5. Il résulte de ce qui précède que, pour apprécier la légalité d'une décision de refus de titularisation, il incombe au juge de vérifier qu'elle ne repose pas sur des faits matériellement inexacts, qu'elle n'est entachée ni d'erreur de droit, ni d'erreur manifeste dans l'appréciation de l'insuffisance professionnelle de l'intéressé, qu'elle ne revêt pas le caractère d'une sanction disciplinaire et n'est entachée d'aucun détournement de pouvoir et que, si elle est fondée sur des motifs qui caractérisent une insuffisance professionnelle mais aussi des fautes disciplinaires, l'intéressé a été mis à même de faire valoir ses observations.
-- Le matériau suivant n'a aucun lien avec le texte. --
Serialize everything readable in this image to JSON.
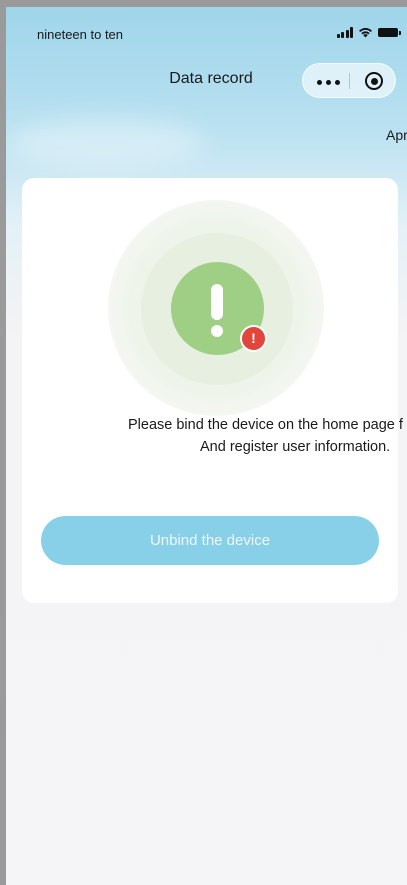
{
  "status_bar": {
    "time": "nineteen to ten"
  },
  "nav": {
    "title": "Data record"
  },
  "header": {
    "date_partial": "Apr"
  },
  "card": {
    "badge_symbol": "!",
    "message_line1": "Please bind the device on the home page f",
    "message_line2": "And register user information.",
    "unbind_label": "Unbind the device"
  },
  "colors": {
    "accent_blue": "#88d0e7",
    "success_green": "#9ecf85",
    "alert_red": "#e2453c"
  }
}
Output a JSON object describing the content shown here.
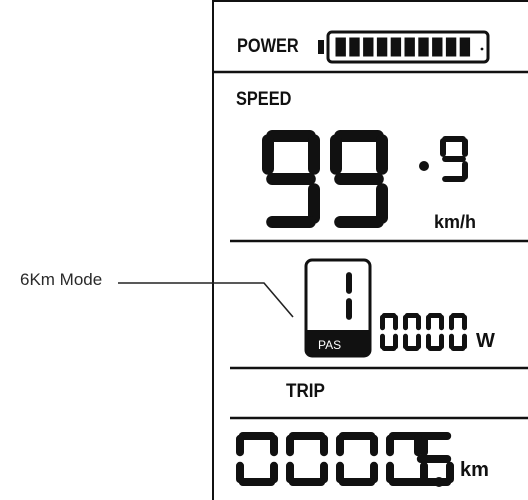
{
  "callout": {
    "label": "6Km Mode"
  },
  "power_row": {
    "label": "POWER",
    "battery_level": 1.0,
    "battery_bars": 10
  },
  "speed_row": {
    "label": "SPEED",
    "digits": "99",
    "decimal": "9",
    "unit": "km/h"
  },
  "assist_row": {
    "pas_level": "1",
    "pas_label": "PAS",
    "power_digits": "0000",
    "power_unit": "W"
  },
  "trip_row": {
    "label": "TRIP",
    "digits": "0000",
    "decimal": "5",
    "unit": "km"
  },
  "colors": {
    "segment": "#111111",
    "background": "#ffffff",
    "callout_text": "#2a2a2a"
  },
  "icons": {
    "battery": "battery-icon"
  }
}
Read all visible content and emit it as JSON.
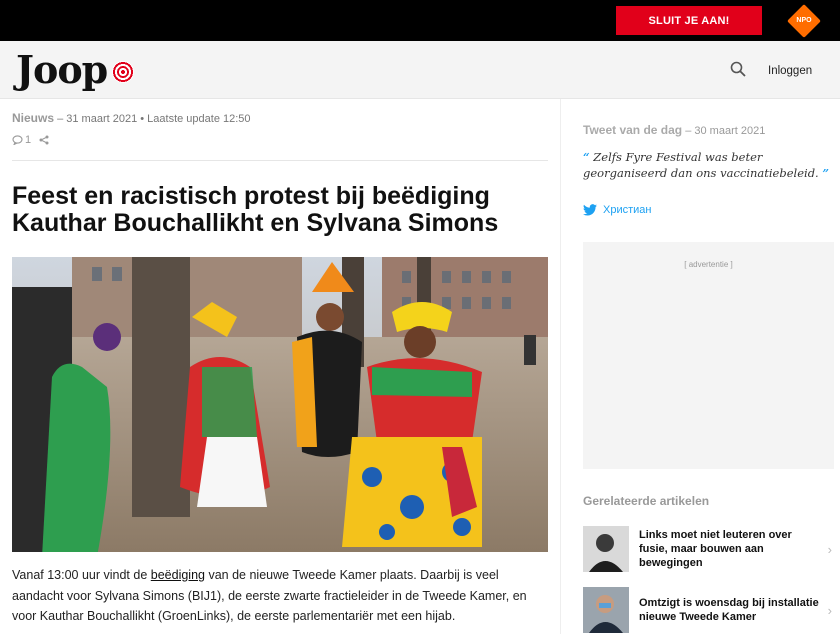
{
  "topbar": {
    "join_label": "SLUIT JE AAN!",
    "npo_label": "NPO"
  },
  "header": {
    "logo_text": "Joop",
    "login_label": "Inloggen"
  },
  "article": {
    "category": "Nieuws",
    "date": "– 31 maart 2021",
    "update": "• Laatste update 12:50",
    "comment_count": "1",
    "headline": "Feest en racistisch protest bij beëdiging Kauthar Bouchallikht en Sylvana Simons",
    "lead_pre": "Vanaf 13:00 uur vindt de ",
    "lead_link": "beëdiging",
    "lead_post": " van de nieuwe Tweede Kamer plaats. Daarbij is veel aandacht voor Sylvana Simons (BIJ1), de eerste zwarte fractieleider in de Tweede Kamer, en voor Kauthar Bouchallikht (GroenLinks), de eerste parlementariër met een hijab."
  },
  "sidebar": {
    "tweet_label": "Tweet van de dag",
    "tweet_date": "– 30 maart 2021",
    "tweet_open": "“",
    "tweet_text": "Zelfs Fyre Festival was beter georganiseerd dan ons vaccinatiebeleid.",
    "tweet_close": "”",
    "tweet_author": "Христиан",
    "ad_label": "[ advertentie ]",
    "related_label": "Gerelateerde artikelen",
    "related": [
      {
        "title": "Links moet niet leuteren over fusie, maar bouwen aan bewegingen"
      },
      {
        "title": "Omtzigt is woensdag bij installatie nieuwe Tweede Kamer"
      }
    ]
  },
  "colors": {
    "brand_red": "#e1001a",
    "twitter_blue": "#1da1f2",
    "npo_orange": "#ff6d00"
  }
}
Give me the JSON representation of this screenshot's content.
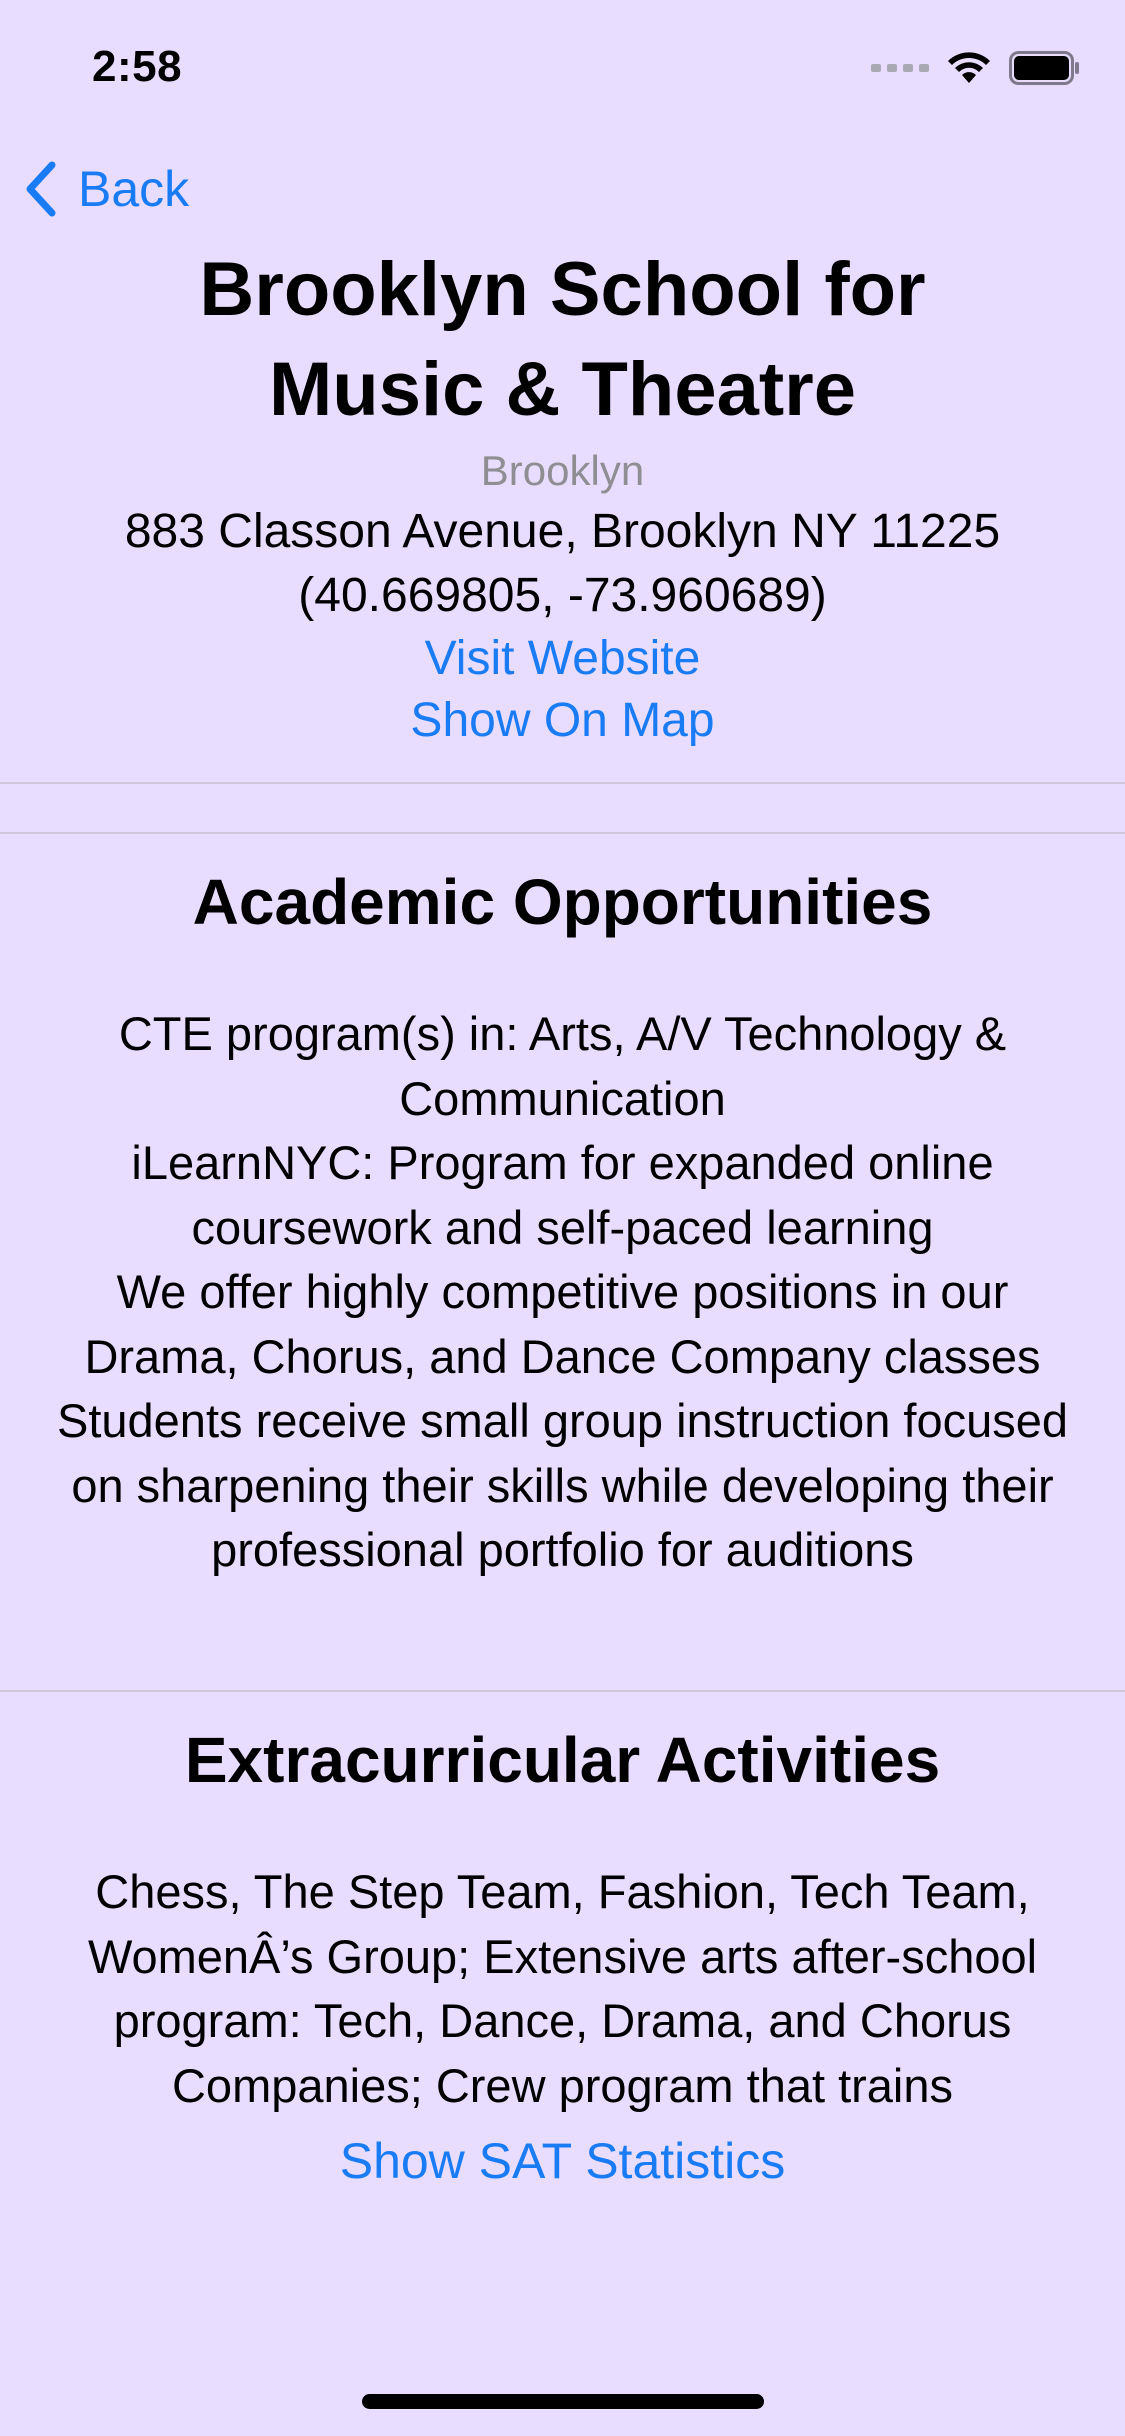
{
  "status_bar": {
    "time": "2:58"
  },
  "nav": {
    "back_label": "Back"
  },
  "school": {
    "name": "Brooklyn School for Music & Theatre",
    "borough": "Brooklyn",
    "address": "883 Classon Avenue, Brooklyn NY 11225",
    "coordinates": "(40.669805, -73.960689)",
    "website_link": "Visit Website",
    "map_link": "Show On Map"
  },
  "academic": {
    "title": "Academic Opportunities",
    "lines": [
      "CTE program(s) in: Arts, A/V Technology & Communication",
      "iLearnNYC: Program for expanded online coursework and self-paced learning",
      "We offer highly competitive positions in our Drama, Chorus, and Dance Company classes",
      "Students receive small group instruction focused on sharpening their skills while developing their professional portfolio for auditions"
    ]
  },
  "extracurricular": {
    "title": "Extracurricular Activities",
    "text": "Chess, The Step Team, Fashion, Tech Team, WomenÂ’s Group; Extensive arts after-school program: Tech, Dance, Drama, and Chorus Companies; Crew program that trains"
  },
  "sat_link": "Show SAT Statistics",
  "colors": {
    "background": "#e8ddff",
    "accent": "#1a7cf5",
    "secondary_text": "#8e8e93"
  }
}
6. Il ressort des motifs de la décision litigieuse que le garde des sceaux, ministre de la justice, a considéré que pendant sa période de stage, l'intéressé a rencontré des " difficultés d'intégration et de positionnement au sein de son environnement professionnel ", qu'il a manqué " d'implication et de motivation sur ses fonctions " et qu'il a manifesté un " désintérêt au travail ". Il a également relevé un " manque de déontologie et de probité de l'agent ".
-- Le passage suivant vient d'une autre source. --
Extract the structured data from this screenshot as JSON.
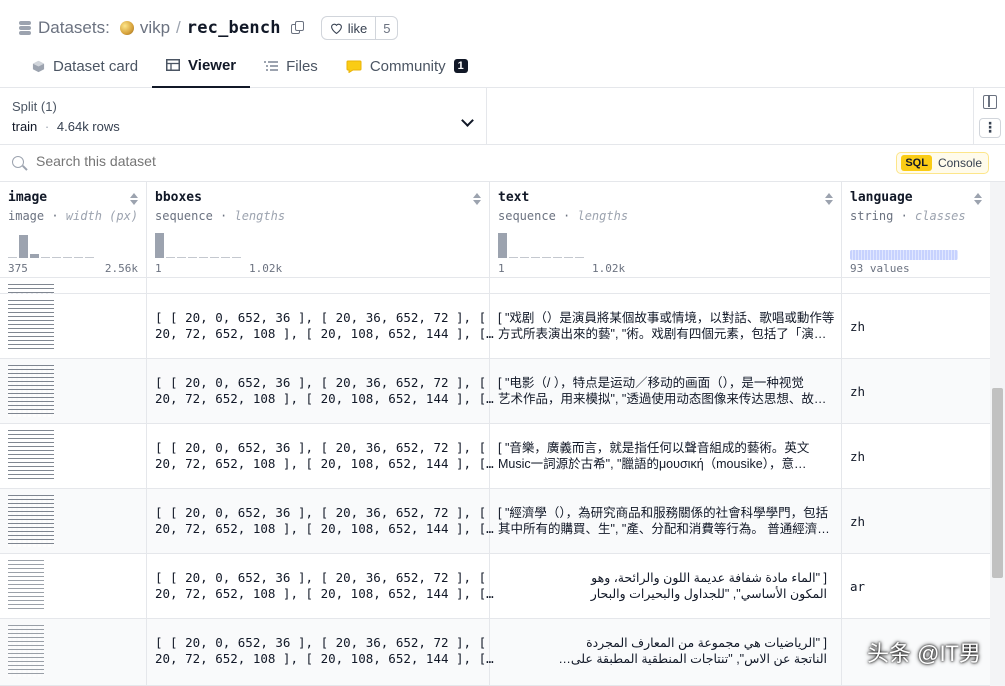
{
  "header": {
    "section_label": "Datasets:",
    "org": "vikp",
    "separator": "/",
    "repo": "rec_bench",
    "like_label": "like",
    "like_count": "5"
  },
  "tabs": [
    {
      "label": "Dataset card",
      "icon": "dataset-card-icon"
    },
    {
      "label": "Viewer",
      "icon": "table-icon",
      "active": true
    },
    {
      "label": "Files",
      "icon": "files-icon"
    },
    {
      "label": "Community",
      "icon": "community-icon",
      "badge": "1"
    }
  ],
  "split": {
    "title": "Split (1)",
    "name": "train",
    "dot": "·",
    "rows": "4.64k rows"
  },
  "search": {
    "placeholder": "Search this dataset",
    "sql_tag": "SQL",
    "console_label": "Console"
  },
  "columns": [
    {
      "name": "image",
      "type": "image",
      "stat": "width (px)",
      "min": "375",
      "max": "2.56k",
      "hist": [
        0,
        0.9,
        0.15,
        0,
        0,
        0,
        0,
        0
      ]
    },
    {
      "name": "bboxes",
      "type": "sequence",
      "stat": "lengths",
      "min": "1",
      "max": "1.02k",
      "hist": [
        0.95,
        0,
        0,
        0,
        0,
        0,
        0,
        0
      ]
    },
    {
      "name": "text",
      "type": "sequence",
      "stat": "lengths",
      "min": "1",
      "max": "1.02k",
      "hist": [
        0.95,
        0,
        0,
        0,
        0,
        0,
        0,
        0
      ]
    },
    {
      "name": "language",
      "type": "string",
      "stat": "classes",
      "values": "93 values"
    }
  ],
  "rows": [
    {
      "bboxes_1": "[ [ 20, 0, 652, 36 ], [ 20, 36, 652, 72 ], [",
      "bboxes_2": "20, 72, 652, 108 ], [ 20, 108, 652, 144 ], […",
      "text_1": "[ \"戏剧（）是演員將某個故事或情境，以對話、歌唱或動作等",
      "text_2": "方式所表演出來的藝\", \"術。戏剧有四個元素，包括了「演…",
      "language": "zh"
    },
    {
      "bboxes_1": "[ [ 20, 0, 652, 36 ], [ 20, 36, 652, 72 ], [",
      "bboxes_2": "20, 72, 652, 108 ], [ 20, 108, 652, 144 ], […",
      "text_1": "[ \"电影（/ ），特点是运动／移动的画面（），是一种视觉",
      "text_2": "艺术作品，用来模拟\", \"透過使用动态图像来传达思想、故…",
      "language": "zh"
    },
    {
      "bboxes_1": "[ [ 20, 0, 652, 36 ], [ 20, 36, 652, 72 ], [",
      "bboxes_2": "20, 72, 652, 108 ], [ 20, 108, 652, 144 ], […",
      "text_1": "[ \"音樂，廣義而言，就是指任何以聲音組成的藝術。英文",
      "text_2": "Music一詞源於古希\", \"臘語的μουσική（mousike），意…",
      "language": "zh"
    },
    {
      "bboxes_1": "[ [ 20, 0, 652, 36 ], [ 20, 36, 652, 72 ], [",
      "bboxes_2": "20, 72, 652, 108 ], [ 20, 108, 652, 144 ], […",
      "text_1": "[ \"經濟學（），為研究商品和服務關係的社會科學學門，包括",
      "text_2": "其中所有的購買、生\", \"產、分配和消費等行為。 普通經濟…",
      "language": "zh"
    },
    {
      "bboxes_1": "[ [ 20, 0, 652, 36 ], [ 20, 36, 652, 72 ], [",
      "bboxes_2": "20, 72, 652, 108 ], [ 20, 108, 652, 144 ], […",
      "text_1": "[ \"الماء مادة شفافة عديمة اللون والرائحة، وهو",
      "text_2": "المكون الأساسي\", \"للجداول والبحيرات والبحار",
      "language": "ar"
    },
    {
      "bboxes_1": "[ [ 20, 0, 652, 36 ], [ 20, 36, 652, 72 ], [",
      "bboxes_2": "20, 72, 652, 108 ], [ 20, 108, 652, 144 ], […",
      "text_1": "[ \"الرياضيات هي مجموعة من المعارف المجردة",
      "text_2": "الناتجة عن الاس\", \"تنتاجات المنطقية المطبقة على…",
      "language": ""
    }
  ],
  "watermark": "头条 @IT男"
}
7. Ainsi, les motifs révélés dans la décision litigieuse sont de natures à caractériser une insuffisance professionnelle mais également, s'agissant en particulier du manque de déontologie et de probité, des fautes disciplinaires. Par suite, l'administration devait mettre l'intéressé à même de présenter des observations avant de prendre la décision en litige.
8. Or, il ne ressort pas des pièces du dossier, et il n'est au demeurant pas soutenu par l'administration, que M. A... ait disposé de la faculté de présenter ses observations préalablement à la décision litigieuse. Dans ces conditions, le requérant est fondé à soutenir que le licenciement contesté est entaché d'un vice de procédure, lequel l'a privé d'une garantie.
9. Il résulte de ce qui précède, et sans qu'il soit besoin d'examiner les autres moyens de la requête, que M. A... est fondé à soutenir que c'est à tort que, par le jugement attaqué, le tribunal administratif de Châlons-en-Champagne a rejeté sa demande tendant à l'annulation de l'arrêté du 23 novembre 2021 prononçant son licenciement.
Sur les conclusions à fin d'injonction :
10. Au regard du motif d'annulation, il y a lieu d'enjoindre au garde des sceaux, ministre de la justice, de réexaminer la situation de M. A... dans un délai de deux mois à compter de la notification du présent arrêt, sans qu'il y ait lieu d'assortir cette injonction d'une astreinte.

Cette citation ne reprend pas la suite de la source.